Philadelphia: Settlement Reached with Local 159
Thursday, March 22, 2012
Award calls for new pension plan for new correctional officers, more employee contributions for correctional officers under current plan and overtime reform.
Philadelphia, March 21, 2012 – Mayor Michael A. Nutter hailed an interest arbitration award governing wages, hours and working conditions for almost 2,100 correction officers, youth detention counselors and security guards in Local 159 of AFSCME District Council 33 as an “historic” decision that brings much needed reform in the areas of pension and work rules while meeting his goal of “a contract that is fair to employees and fair to the City’s taxpayers.”
The award creates a hybrid pension plan for new Local 159 employees – a plan that combines a defined benefit component along with a defined contribution benefit with the City matching a portion of the employee’s contributions to a 401K-like plan. In addition, current Local 159 employees will contribute more to their pensions, an increase equivalent to about one percent of pay.
“I am both grateful and encouraged that the Arbitrators clearly understood the City’s fiscal condition, and the need for structural reform in the areas of pensions and overtime,” Mayor Nutter said. “In addition, the Arbitrators recognized the need for the contract to generate savings in order to provide our highly valued employees with a wage increase. From the start, I have said that I will support fiscally sustainable contracts that are both fair to the employees and to the City’s taxpayers. This award meets that crucial test while also providing fundamental fiscal reform.”

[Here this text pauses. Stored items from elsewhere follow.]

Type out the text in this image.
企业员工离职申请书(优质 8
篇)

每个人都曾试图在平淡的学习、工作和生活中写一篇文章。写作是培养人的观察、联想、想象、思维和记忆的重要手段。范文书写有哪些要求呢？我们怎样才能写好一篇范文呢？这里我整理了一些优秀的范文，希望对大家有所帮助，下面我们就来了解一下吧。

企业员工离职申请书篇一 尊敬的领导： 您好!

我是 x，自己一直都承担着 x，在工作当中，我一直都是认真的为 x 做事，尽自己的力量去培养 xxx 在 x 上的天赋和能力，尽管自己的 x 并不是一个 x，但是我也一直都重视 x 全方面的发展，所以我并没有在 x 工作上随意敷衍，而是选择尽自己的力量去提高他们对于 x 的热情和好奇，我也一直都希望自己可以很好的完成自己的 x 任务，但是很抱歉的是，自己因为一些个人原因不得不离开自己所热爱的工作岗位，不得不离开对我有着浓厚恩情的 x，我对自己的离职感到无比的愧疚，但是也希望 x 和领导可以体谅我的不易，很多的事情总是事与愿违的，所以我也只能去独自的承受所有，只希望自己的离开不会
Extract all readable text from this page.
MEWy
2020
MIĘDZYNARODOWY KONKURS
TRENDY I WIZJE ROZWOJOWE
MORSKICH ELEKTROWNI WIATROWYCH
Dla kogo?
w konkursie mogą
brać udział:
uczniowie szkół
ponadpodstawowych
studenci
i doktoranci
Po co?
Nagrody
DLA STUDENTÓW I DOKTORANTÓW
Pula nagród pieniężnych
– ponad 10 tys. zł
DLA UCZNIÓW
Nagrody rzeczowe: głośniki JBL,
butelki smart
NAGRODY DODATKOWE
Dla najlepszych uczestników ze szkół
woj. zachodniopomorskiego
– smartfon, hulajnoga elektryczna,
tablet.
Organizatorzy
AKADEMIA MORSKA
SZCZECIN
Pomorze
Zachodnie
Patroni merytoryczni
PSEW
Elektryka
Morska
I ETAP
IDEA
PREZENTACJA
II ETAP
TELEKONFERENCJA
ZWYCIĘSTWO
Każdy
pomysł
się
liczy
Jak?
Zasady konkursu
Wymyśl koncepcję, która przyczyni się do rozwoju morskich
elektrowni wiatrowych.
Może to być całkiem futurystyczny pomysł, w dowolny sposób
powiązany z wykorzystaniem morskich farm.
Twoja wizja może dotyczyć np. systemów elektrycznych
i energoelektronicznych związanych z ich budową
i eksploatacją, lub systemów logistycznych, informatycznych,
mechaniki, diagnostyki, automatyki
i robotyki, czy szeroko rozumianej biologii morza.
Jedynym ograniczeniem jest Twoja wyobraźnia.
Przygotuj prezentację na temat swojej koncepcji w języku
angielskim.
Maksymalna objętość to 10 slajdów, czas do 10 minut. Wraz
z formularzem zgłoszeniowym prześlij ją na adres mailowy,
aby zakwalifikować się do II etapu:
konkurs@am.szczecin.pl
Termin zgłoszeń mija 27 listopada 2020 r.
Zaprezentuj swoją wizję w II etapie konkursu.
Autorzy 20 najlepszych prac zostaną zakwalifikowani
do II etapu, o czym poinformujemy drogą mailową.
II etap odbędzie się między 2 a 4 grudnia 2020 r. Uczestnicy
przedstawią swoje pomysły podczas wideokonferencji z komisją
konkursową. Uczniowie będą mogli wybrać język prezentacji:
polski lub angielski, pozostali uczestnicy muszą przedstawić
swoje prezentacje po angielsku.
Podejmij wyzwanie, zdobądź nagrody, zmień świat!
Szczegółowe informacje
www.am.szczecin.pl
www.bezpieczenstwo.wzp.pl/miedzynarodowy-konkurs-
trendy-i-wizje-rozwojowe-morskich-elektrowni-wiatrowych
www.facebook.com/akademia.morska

After adding the new costs related to wage increases and a lump sum payment and considering the savings from pension and overtime reform, the net cost of this award is about $9 million more than was budgeted under the proposed Five Year Plan, FY2013 through FY2017.
The interest arbitration, issued March 16 by a three-person panel of Arbitrators, covers the period from July 1, 2008 through June 30, 2014. It does not provide any wage increases for the period July 1, 2009 through June 30, 2012.
Instead, it provides a $1,100 lump sum payment within 30 days of the award, a 2.5 percent pay increase on July 1, 2012 and a second increase of 2.5 percent on July 1, 2013. The award also provides that if District Council 33 should negotiate any wage increases for the period July 1, 2009 to June 30, 2012, members of Local 159 will receive the same increase.
In addition, members of Local 159 will again be entitled to step and longevity increments that were frozen by the Nutter Administration in July 2009. The increases will only accrue from the date of the award going forward and not from the point when they were frozen, owing to the City’s severe fiscal crisis brought on by the Great Recession.
With regard to the range of economic issues separating the City and Local 159, the Arbitrators noted that Union negotiators “presented no substantive economic evidence to challenge the economic evidence proffered by the City in support of the City’s claim that its economic condition is dire.”
The new municipal pension, known as Plan 10, has two components – a mandatory defined benefit and a voluntary defined contribution.
The new plan’s defined benefit has the following features:
- A limitation on years of credited service to 20 years;
- Average final compensation is based on a five-year period during which an employee’s compensation is greatest;
- New employees will contribute 50 percent of the normal cost of the Plan toward the defined benefit; and
- A new multiplier, 1.25 percent.
In addition, current employees will also now contribute 50 percent of normal cost, up from the current 30 percent, a change that will mean employees contributing approximately an additional one percent of pay.
The new voluntary defined contribution benefit provides for a $1 City contribution for each $2 employee contribution with the City limiting its contribution to no more than 1.5 percent of eligible compensation.
On overtime, the Arbitrators said that with the exception of vacation leave, no paid leave time, including holiday pay, sick time or administrative leave days, shall be considered hours worked for the purposes of determining when overtime is due. For example, employees who are out sick two days during a regular 40-hour week could not collect overtime during the other three days that week.
On the issue of health and welfare, the Arbitrators concluded that members of Local 159 should continue to receive health benefits as currently defined, leaving that issue for negotiations between the City and District Council 33.